Turkish President Recep Tayyip Erdogan visited Russian President Vladimir Putin in St. Petersburg, Russia on August 9, in an effort to rebuild relations between the two countries. The visit was Erdogan’s first foreign meeting since the failed military overthrow in mid-July.
Erdogan took the opportunity to thank Putin for his support following the coup attempt, and heralded the meeting as the start of a “very different period” in Russian-Turkish relations. Talks of re-booting economic ties factored heavily into the discussion, as Putin said he will lift import sanctions and restore tourism charter flights with Turkey. Erdogan discussed energy, citing the potential to construct a natural gas pipeline between the two nations running under the Black Sea.
The Syrian civil war and other regional security challenges factored into the agenda as well, with Erdogan remarking that it is important to have a constructive dialogue. One cause of the rift between them has been Russia’s defense of Syrian President Bashar Assad and Erdogan’s support for anti-Assad rebels.
The conciliatory tone of the two leaders sharply contrasted with the aggressiveness and economic sanctions placed by both countries following the November downing of a Russian fighter jet by Turkish forces. Turkey fired on the Russian Su-24 after accusing the plane of violating its airspace during a mission over Syria. Turkey claimed it warned the aircraft before firing on it, while Putin vehemently denied the Su-24 ever breached Turkish airspace. Erdogan issued an apology for the incident in June. The renewed relationship between the two countries is not without its difficulties. Chatham House Associate Fellow Fadi Hakura cautiously noted that it’s “an alliance of convenience, not a strategic relationship…the relationship is still not healthy, despite appearances.”
The restoration of Turkish-Russian ties coincides with deteriorating relations between Turkey and the West. Erdogan blamed the West for “supporting terrorism,” taking sides with the coups plotters, and criticized its failure to condemn the coup in a harsher tone. The strained relationship also follows Erdogan’s accusation that Fethullah Gulen, a U.S.-based Muslim cleric, coordinated the coup.
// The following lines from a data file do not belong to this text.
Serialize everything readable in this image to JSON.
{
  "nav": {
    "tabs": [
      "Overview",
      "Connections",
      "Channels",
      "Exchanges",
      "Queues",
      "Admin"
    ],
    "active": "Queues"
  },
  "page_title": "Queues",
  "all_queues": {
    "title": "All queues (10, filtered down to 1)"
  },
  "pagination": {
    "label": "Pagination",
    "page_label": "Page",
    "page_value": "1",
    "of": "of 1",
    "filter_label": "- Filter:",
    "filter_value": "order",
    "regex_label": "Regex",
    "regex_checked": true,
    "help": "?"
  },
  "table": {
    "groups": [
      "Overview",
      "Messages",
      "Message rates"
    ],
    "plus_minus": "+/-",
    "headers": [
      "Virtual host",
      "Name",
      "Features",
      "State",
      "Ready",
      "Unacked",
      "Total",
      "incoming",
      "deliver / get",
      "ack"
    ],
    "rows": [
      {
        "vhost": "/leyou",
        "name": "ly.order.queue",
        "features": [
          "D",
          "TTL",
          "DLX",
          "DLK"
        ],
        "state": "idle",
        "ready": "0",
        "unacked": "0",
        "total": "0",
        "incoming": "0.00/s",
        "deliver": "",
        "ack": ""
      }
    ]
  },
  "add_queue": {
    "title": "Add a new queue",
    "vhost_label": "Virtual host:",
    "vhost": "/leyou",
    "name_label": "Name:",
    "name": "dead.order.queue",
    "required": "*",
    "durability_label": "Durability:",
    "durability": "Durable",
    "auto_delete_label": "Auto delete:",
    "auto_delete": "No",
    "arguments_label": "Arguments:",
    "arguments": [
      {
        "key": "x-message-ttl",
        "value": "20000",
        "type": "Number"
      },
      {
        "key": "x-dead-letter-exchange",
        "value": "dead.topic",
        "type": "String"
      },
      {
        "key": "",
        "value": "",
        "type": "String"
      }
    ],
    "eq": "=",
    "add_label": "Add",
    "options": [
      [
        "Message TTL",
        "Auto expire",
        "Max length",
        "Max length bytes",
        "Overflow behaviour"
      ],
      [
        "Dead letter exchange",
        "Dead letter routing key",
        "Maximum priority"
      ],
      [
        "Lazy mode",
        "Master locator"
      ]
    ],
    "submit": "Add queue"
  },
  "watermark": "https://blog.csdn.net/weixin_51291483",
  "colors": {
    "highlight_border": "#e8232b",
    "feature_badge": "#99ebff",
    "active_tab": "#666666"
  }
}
NATO members continue to voice concern over the damage that the post-coup purges are doing to the Turkish military. Hundreds of army officers have been removed from their posts, impeding the joint effort to fight ISIS in Syria. There is concern that, with the decimation of the Turkish military leadership and Edrogan’s visit to Russia, the Turkish president’s ambivalence about Western security concerns could start to erode NATO’s effectiveness. It is already the case that anti-Assad Syrian rebels have felt the absence of Turkish military assistance.